The hideaway was his haven, maybe even a bit of heaven. If Jesus needed to get away for God’s sake, the Almighty understood that the dean of a seminary did too, especially when so much of the work didn’t seem that much about Jesus. While some faculty used their hideaway offices to nap between classes, Walter used his to finally awaken. They were restored by sleeping—he by writing. He had little time for sleep at all, let alone in the middle of the afternoon when he could be at his desk. Alone. Gloriously alone, except for his library and the biblical text. Oh yes, and that free God of the text. A monk, the students called him. He received that as a compliment.

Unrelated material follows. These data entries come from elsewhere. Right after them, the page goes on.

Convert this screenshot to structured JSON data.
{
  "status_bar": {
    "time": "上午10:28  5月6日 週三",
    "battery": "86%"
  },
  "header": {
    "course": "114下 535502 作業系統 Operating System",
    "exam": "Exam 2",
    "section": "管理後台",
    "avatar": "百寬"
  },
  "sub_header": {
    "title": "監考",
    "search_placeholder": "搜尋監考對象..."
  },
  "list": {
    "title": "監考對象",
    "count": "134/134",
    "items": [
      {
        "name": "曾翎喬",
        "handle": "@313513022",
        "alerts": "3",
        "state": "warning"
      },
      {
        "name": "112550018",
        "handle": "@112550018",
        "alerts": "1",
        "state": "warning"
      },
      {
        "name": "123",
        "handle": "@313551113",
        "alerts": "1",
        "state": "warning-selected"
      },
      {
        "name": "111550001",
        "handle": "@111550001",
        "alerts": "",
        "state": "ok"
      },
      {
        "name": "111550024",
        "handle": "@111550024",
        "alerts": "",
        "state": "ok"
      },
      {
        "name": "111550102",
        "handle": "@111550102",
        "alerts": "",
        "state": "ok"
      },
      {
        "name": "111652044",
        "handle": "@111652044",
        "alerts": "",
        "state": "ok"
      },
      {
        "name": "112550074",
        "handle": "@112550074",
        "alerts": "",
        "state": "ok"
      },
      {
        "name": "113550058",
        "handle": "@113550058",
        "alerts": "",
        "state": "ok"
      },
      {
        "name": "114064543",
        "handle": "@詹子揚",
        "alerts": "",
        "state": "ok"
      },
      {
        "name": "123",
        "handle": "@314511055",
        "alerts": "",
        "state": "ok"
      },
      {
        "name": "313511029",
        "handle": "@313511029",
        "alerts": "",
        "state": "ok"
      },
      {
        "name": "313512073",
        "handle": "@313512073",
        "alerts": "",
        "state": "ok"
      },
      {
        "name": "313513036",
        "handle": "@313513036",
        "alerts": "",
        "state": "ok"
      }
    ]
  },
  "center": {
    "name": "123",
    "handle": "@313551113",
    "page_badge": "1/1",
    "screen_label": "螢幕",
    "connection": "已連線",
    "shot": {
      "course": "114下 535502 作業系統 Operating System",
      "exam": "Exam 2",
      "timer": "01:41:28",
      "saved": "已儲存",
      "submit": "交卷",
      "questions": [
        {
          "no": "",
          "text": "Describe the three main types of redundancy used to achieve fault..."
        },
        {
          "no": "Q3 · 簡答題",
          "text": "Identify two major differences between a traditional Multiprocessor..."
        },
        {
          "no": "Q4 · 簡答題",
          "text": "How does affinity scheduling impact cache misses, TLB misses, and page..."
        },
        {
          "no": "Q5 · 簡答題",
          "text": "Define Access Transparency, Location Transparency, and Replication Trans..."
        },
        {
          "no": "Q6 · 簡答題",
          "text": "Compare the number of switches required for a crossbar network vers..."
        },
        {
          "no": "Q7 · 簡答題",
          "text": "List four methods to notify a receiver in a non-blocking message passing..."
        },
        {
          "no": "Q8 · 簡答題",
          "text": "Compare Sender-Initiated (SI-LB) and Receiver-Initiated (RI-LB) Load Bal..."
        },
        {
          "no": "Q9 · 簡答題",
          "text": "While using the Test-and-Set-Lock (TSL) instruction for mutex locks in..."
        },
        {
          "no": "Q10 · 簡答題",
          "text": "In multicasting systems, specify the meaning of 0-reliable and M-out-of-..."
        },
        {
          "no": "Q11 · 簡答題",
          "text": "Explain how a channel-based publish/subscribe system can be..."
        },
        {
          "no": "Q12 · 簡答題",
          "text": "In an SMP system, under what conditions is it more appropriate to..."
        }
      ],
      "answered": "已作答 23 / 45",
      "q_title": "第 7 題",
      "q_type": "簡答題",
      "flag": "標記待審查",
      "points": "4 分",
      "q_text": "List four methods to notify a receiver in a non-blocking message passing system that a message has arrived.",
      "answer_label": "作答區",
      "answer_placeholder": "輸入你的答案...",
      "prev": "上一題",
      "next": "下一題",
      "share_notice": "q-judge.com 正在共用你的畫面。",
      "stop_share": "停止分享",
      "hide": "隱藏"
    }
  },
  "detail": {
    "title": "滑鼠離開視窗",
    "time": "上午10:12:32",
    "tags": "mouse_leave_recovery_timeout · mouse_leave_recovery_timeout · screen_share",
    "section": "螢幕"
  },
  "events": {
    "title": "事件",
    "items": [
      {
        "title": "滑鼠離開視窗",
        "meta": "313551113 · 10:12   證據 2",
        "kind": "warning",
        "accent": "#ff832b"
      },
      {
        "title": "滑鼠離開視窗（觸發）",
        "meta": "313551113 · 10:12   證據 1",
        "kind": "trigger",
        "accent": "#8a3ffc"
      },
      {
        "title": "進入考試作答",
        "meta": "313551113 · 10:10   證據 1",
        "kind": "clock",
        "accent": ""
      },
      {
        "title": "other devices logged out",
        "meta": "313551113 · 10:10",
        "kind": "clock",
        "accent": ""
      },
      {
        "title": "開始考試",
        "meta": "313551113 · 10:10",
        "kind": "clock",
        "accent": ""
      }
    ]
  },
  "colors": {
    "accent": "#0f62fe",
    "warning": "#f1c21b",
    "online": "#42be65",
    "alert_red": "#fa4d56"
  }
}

He began to write even before removing his coat. He wrote long-hand, always his preference—pen to paper. And as on most days, he knew exactly where to begin. Throughout the day he had mentally mapped out his work for the afternoon. He often escaped into his writing, even if only in his head and not in his hideaway. He had the remarkable capacity to unplug from whatever else he was doing to plug back into his writing. His capacity to do so was growing by the day. Isolated from others, he could focus on the subject matter at hand. Some days he would break for a short game of basketball with the male students who loved when he joined them. The problem was that he was as fierce and determined on the hardwood as he was at the blackboard. And in both contexts, he was determined to win at all costs. More than one student had paid the price for getting in his way. But no basketball today—he had gotten to the hideaway late.

Walter was among friends in the hideaway, with his library around him and the books needed for that afternoon’s work spread out on his desk: the biblical text first and foremost, Norman Gottwald, Peter Berger, Gerhard von Rad, José Miranda, Abraham Heschel, Robert Friedrichs, and a host of commentaries. Still, he knew his most extensive library was in his head— always had been. Walter read more books in a week than most faculty did in a month. He also read across disciplines, always curious about what those in other fields were saying, and always read one or more national newspapers daily. On a good day, he produced the equivalent of twelve pages, typed double-space in two or three hours. He had many good days. The next morning he dictated the written work and handed it to his secretary. She deciphered between the handwriting and dictation and delivered it back to him as cleanly typed text that he rarely edited. He figured that he usually got it right the first time.